As for shared vs. unshared revenues (NOT profits, revenues), we have to remember why that distinction exists to begin with. I am nothing like a cap expert, but it's pretty clear that "shared vs. unshared" is the linchpin to the entire financial framework of the salary-capped NFL. It's how they balance the collective action of a league with 32 individual business owners, and the need for on-field parity with incentive for individual initiative.

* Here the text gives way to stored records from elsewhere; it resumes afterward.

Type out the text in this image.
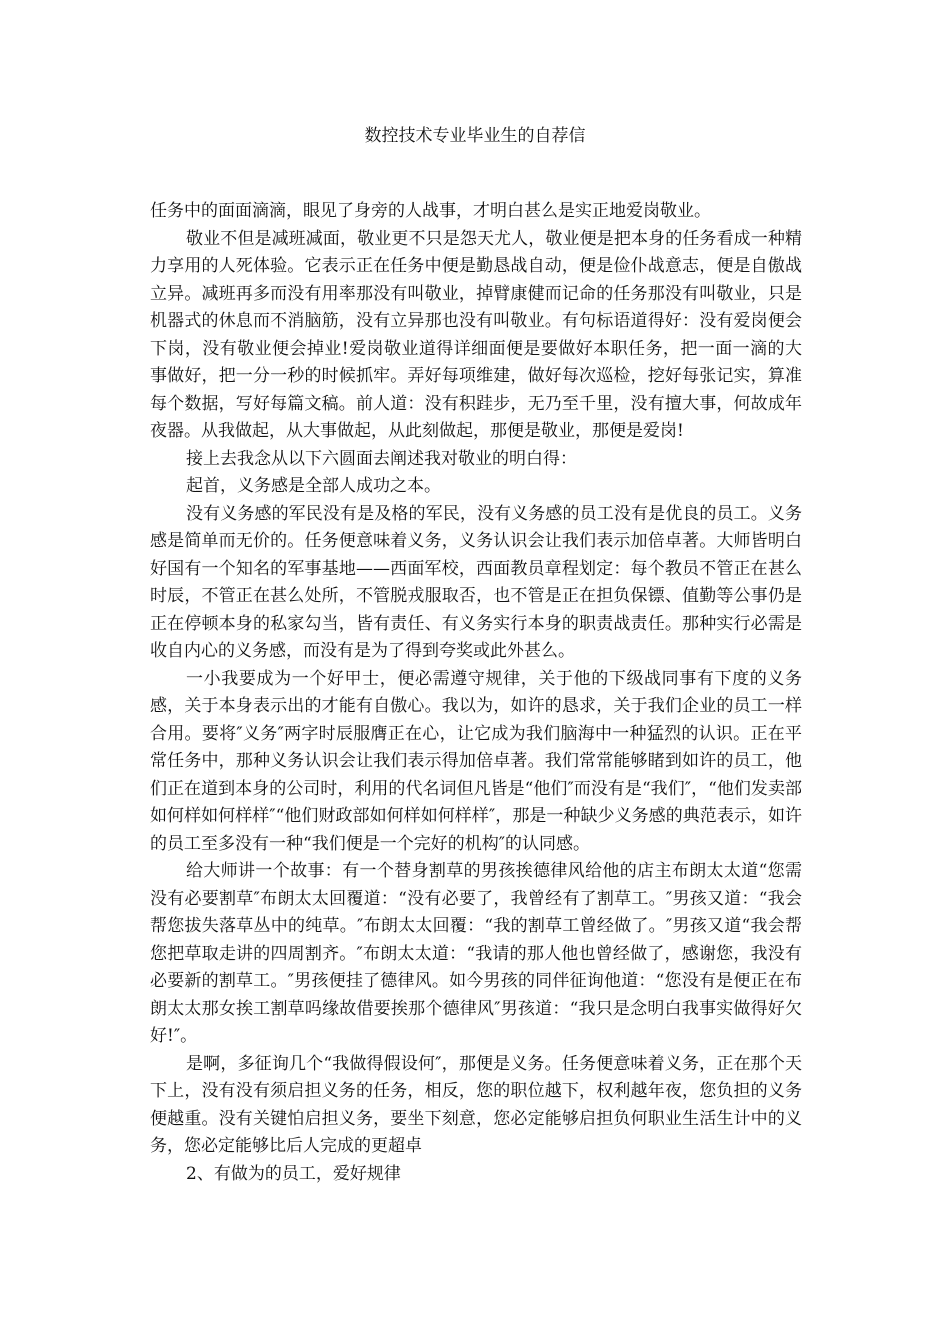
数控技术专业毕业生的自荐信

任务中的面面滴滴，眼见了身旁的人战事，才明白甚么是实正地爱岗敬业。

敬业不但是减班减面，敬业更不只是怨天尤人，敬业便是把本身的任务看成一种精力享用的人死体验。它表示正在任务中便是勤恳战自动，便是俭仆战意志，便是自傲战立异。减班再多而没有用率那没有叫敬业，掉臂康健而记命的任务那没有叫敬业，只是机器式的休息而不消脑筋，没有立异那也没有叫敬业。有句标语道得好：没有爱岗便会下岗，没有敬业便会掉业!爱岗敬业道得详细面便是要做好本职任务，把一面一滴的大事做好，把一分一秒的时候抓牢。弄好每项维建，做好每次巡检，挖好每张记实，算准每个数据，写好每篇文稿。前人道：没有积跬步，无乃至千里，没有擅大事，何故成年夜器。从我做起，从大事做起，从此刻做起，那便是敬业，那便是爱岗!

接上去我念从以下六圆面去阐述我对敬业的明白得：

起首，义务感是全部人成功之本。

没有义务感的军民没有是及格的军民，没有义务感的员工没有是优良的员工。义务感是简单而无价的。任务便意味着义务，义务认识会让我们表示加倍卓著。大师皆明白好国有一个知名的军事基地——西面军校，西面教员章程划定：每个教员不管正在甚么时辰，不管正在甚么处所，不管脱戎服取否，也不管是正在担负保镖、值勤等公事仍是正在停顿本身的私家勾当，皆有责任、有义务实行本身的职责战责任。那种实行必需是收自内心的义务感，而没有是为了得到夸奖或此外甚么。

一小我要成为一个好甲士，便必需遵守规律，关于他的下级战同事有下度的义务感，关于本身表示出的才能有自傲心。我以为，如许的恳求，关于我们企业的员工一样合用。要将″义务″两字时辰服膺正在心，让它成为我们脑海中一种猛烈的认识。正在平常任务中，那种义务认识会让我们表示得加倍卓著。我们常常能够睹到如许的员工，他们正在道到本身的公司时，利用的代名词但凡皆是“他们″而没有是“我们″，“他们发卖部如何样如何样样″“他们财政部如何样如何样样″，那是一种缺少义务感的典范表示，如许的员工至多没有一种“我们便是一个完好的机构″的认同感。

给大师讲一个故事：有一个替身割草的男孩挨德律风给他的店主布朗太太道“您需没有必要割草″布朗太太回覆道：“没有必要了，我曾经有了割草工。″男孩又道：“我会帮您拔失落草丛中的纯草。″布朗太太回覆：“我的割草工曾经做了。″男孩又道“我会帮您把草取走讲的四周割齐。″布朗太太道：“我请的那人他也曾经做了，感谢您，我没有必要新的割草工。″男孩便挂了德律风。如今男孩的同伴征询他道：“您没有是便正在布朗太太那女挨工割草吗缘故借要挨那个德律风″男孩道：“我只是念明白我事实做得好欠好!″。

是啊，多征询几个“我做得假设何″，那便是义务。任务便意味着义务，正在那个天下上，没有没有须启担义务的任务，相反，您的职位越下，权利越年夜，您负担的义务便越重。没有关键怕启担义务，要坐下刻意，您必定能够启担负何职业生活生计中的义务，您必定能够比后人完成的更超卓

2、有做为的员工，爱好规律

Other more informed posters may correct me, but here's my understanding:
The league shares basic football-generated income equally. This includes national broadcasting and internet revenue, licensed merchandise, and ticket sales. But auxiliary stadium-generated revenue like concessions, naming rights, parking, luxury boxes and signage remain with the team that earned them (i.e. unshared). That's how teams like the Patriots pay for building and operating first-class stadiums. If they only got 1/32 of the revenue for all that, they couldn't afford the stadium at all. And they wouldn't have the incentive to aggressively pursue that revenue. And so that part of league revenue simply wouldn't exist -- and the Dallas Cowboys franchise wouldn't be worth any more than the Jacksonville Jaguars.
The cap is calculated based on shared revenue because its whole purpose is to promote parity. If you included unshared, you'd either be giving each team a different cap number or setting the cap at a level that most teams couldn't afford to come close to.
So it seems to me that saying "the league has to include unshared revenues in the cap calculation" is essentially saying "we have to blow up the entire financial framework of the modern NFL and start from scratch."